The manual merge can be tricky to implement. In your import script you will have to write the logic for how to check if an incoming row already exists in your database. Does the Excel file have it's own Crime IDs that you can use to look up existing records, or are you searching for the existing record by other method? Do you assume that the incoming row should completely overwrite the existing row, or do you try to do a full row merge?
At this point the import script is probably a few dozen lines and is very specific to both the Oakland police departments data as well as your application's database. If you decide to switch from MySQL to PostgreSQL in the future you will have to revisit this script and re-write major parts of it.
If you have to do things like clean up formatting errors in the Police data, reproject geographic coordinates, or change the data in other ways there is no straightforward way to share those changes publicly. The best case scenario is that you put your import script on GitHub and name it something like 'City-Police-Crime-MySQL-Import' so that other developers that want to consume the crime data in your city won't have to go through all the work that you just went through.
Sadly, this workflow is the state of the art. Open data tools are at a level comparable to source code management before version control.
#### How `dat` works
`dat` can be described using two simple concepts: **sync** and **transform**.
### Synchronization
In order to enable collaboration on datasets, the first step is to define a syncrhonization protocol for tabular data (tabular data meaning data in a table, like a CSV or an Excel file).
One of the only data stores that does this well is CouchDB. Here is a simplfied breakdown of how Couch does sync:
Every database is made up of two tables. One holds the data, the other contains the chronological history of all operations. Whenever a row is written, edited or deleted from a table a row is added to the history table that describes the change.
If you created a row with data `{"id": "1", "hello": "world"}`, Couch would store a record in the history table that looked like `{"sequence": "1", "id": "1", "action": "created"}`. If you then delete document 1, Couch would store a new entry in the history table: `{"sequence": "2", "id": "1", "action": "deleted"}`. `sequence` refers to the chronological order e.g. the operation number for this particular change in the entire sequence of operations.
Some databases only have one table per database.

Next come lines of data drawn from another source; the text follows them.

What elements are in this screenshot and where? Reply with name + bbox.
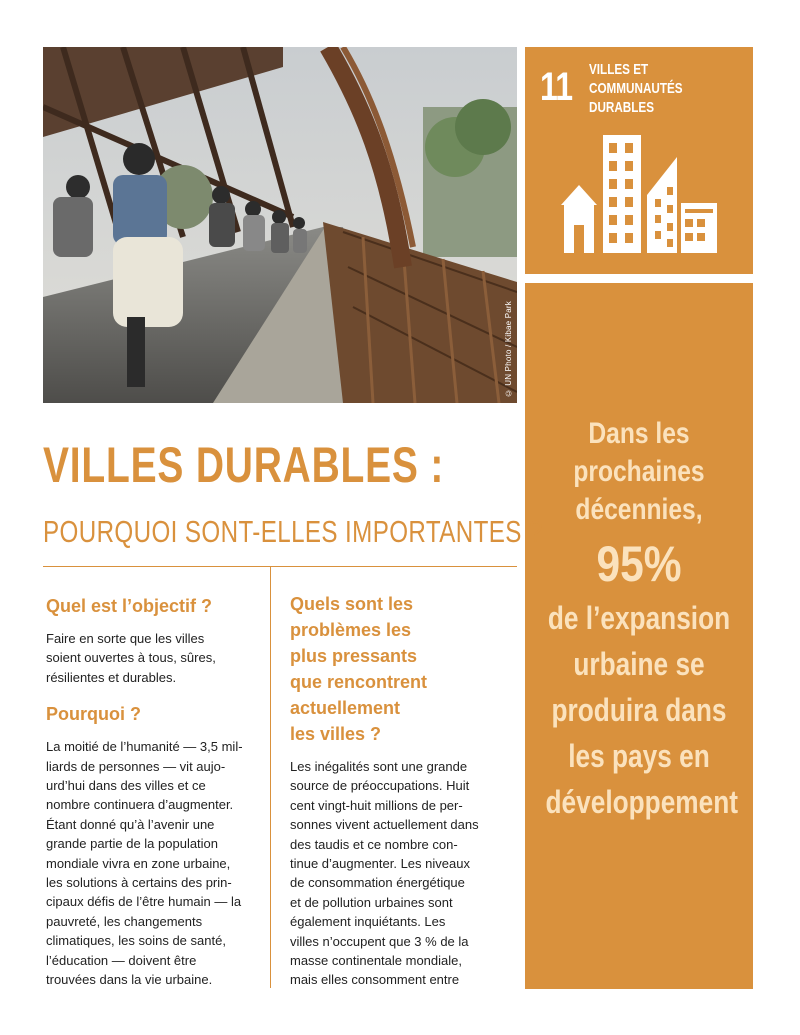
sdg-11-badge (525, 47, 753, 274)
text-line: La moitié de l’humanité — 3,5 mil- (46, 739, 243, 755)
hero-photo (43, 47, 517, 403)
column-divider (270, 566, 271, 988)
text-line: des taudis et ce nombre con- (290, 836, 458, 852)
text-line: mondiale vivra en zone urbaine, (46, 855, 231, 871)
text-line: cent vingt-huit millions de per- (290, 797, 463, 813)
text-line: également inquiétants. Les (290, 914, 446, 930)
why-paragraph (46, 737, 258, 989)
text-line: liards de personnes — vit aujo- (46, 758, 226, 774)
statistic-line: produira dans (551, 692, 727, 728)
page-subtitle: POURQUOI SONT-ELLES IMPORTANTES ? (43, 514, 543, 549)
sdg-number: 11 (540, 65, 573, 109)
horizontal-divider (43, 566, 517, 567)
text-line: l’éducation — doivent être (46, 952, 197, 968)
heading-line: que rencontrent (290, 672, 428, 692)
city-buildings-icon (559, 135, 719, 255)
text-line: Faire en sorte que les villes (46, 631, 205, 646)
text-line: de consommation énergétique (290, 875, 465, 891)
text-line: urd’hui dans des villes et ce (46, 778, 206, 794)
text-line: mais elles consomment entre (290, 972, 460, 988)
sdg-title-line: VILLES ET (589, 61, 649, 78)
problems-paragraph (290, 757, 500, 990)
text-line: Les inégalités sont une grande (290, 759, 468, 774)
text-line: masse continentale mondiale, (290, 953, 462, 969)
heading-line: actuellement (290, 698, 401, 718)
text-line: grande partie de la population (46, 836, 219, 852)
section-heading-problems (290, 591, 500, 747)
photo-credit: © UN Photo / Kibae Park (504, 300, 513, 397)
text-line: trouvées dans la vie urbaine. (46, 972, 213, 988)
statistic-panel (525, 283, 753, 989)
spacer (46, 687, 258, 701)
text-line: cipaux défis de l’être humain — la (46, 894, 242, 910)
statistic-line: prochaines (573, 455, 705, 488)
text-line: villes n’occupent que 3 % de la (290, 933, 469, 949)
heading-line: les villes ? (290, 724, 382, 744)
section-heading-objective (46, 593, 258, 619)
statistic-highlight: 95% (596, 536, 682, 592)
statistic-line: développement (545, 784, 738, 820)
section-heading-why (46, 701, 258, 727)
text-line: tinue d’augmenter. Les niveaux (290, 856, 470, 872)
heading-line: plus pressants (290, 646, 418, 666)
text-line: résilientes et durables. (46, 669, 177, 685)
text-line: nombre continuera d’augmenter. (46, 797, 234, 813)
statistic-line: décennies, (575, 493, 703, 526)
heading-line: Quels sont les (290, 594, 414, 614)
bridge-traffic-image (43, 47, 517, 403)
statistic-line: Dans les (588, 417, 690, 450)
text-line: pauvreté, les changements (46, 913, 203, 929)
sdg-title-line: COMMUNAUTÉS (589, 80, 683, 97)
text-line: sonnes vivent actuellement dans (290, 817, 479, 833)
sdg-title-line: DURABLES (589, 99, 655, 116)
statistic-text (525, 415, 753, 825)
text-line: climatiques, les soins de santé, (46, 933, 226, 949)
objective-paragraph (46, 629, 258, 687)
right-column (290, 591, 500, 990)
left-column (46, 593, 258, 990)
statistic-line: les pays en (568, 738, 710, 774)
sdg-title (589, 60, 706, 117)
page-title: VILLES DURABLES : (43, 437, 445, 493)
text-line: Étant donné qu’à l’avenir une (46, 816, 215, 832)
text-line: source de préoccupations. Huit (290, 778, 470, 794)
text-line: les solutions à certains des prin- (46, 875, 232, 891)
statistic-line: urbaine se (573, 646, 705, 682)
text-line: soient ouvertes à tous, sûres, (46, 650, 216, 666)
text-line: et de pollution urbaines sont (290, 894, 453, 910)
statistic-line: de l’expansion (547, 600, 731, 636)
heading-line: problèmes les (290, 620, 412, 640)
heading-line: Pourquoi ? (46, 704, 141, 725)
heading-line: Quel est l’objectif ? (46, 596, 213, 616)
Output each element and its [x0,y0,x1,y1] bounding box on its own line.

If you create a row and then later delete it, the database has no way of remembering what documents used to be there. For certain use cases this is okay, but for synchronization this is unacceptable.
The point of the history table is to be able to efficiently answer the query `Yesterday at 12:30PM I pulled all of the data from you, what are all of the changes since then?`. Without the history table every row in the entire database would have to be checked against every row in the requesters database -- a heinously slow operation known as a full table scan.
`dat` will provide a pluggable API for synchronization so that plugins can be written to export and import remote data efficiently from existing databases.
### Transformations
Tabular data and source code are fundamentally different, so they require a different set of tools. `git` has a concept of diffs and patches that describe changes to text like additions, moves and deletions. This concept also exists in the data world with CRUD actions (create, read, update and delete).
For source code, diffs are all you need. For data they are only half of the solution. Diffs can't operate on streams of incoming or outgoing data, for that you need something else: a transform.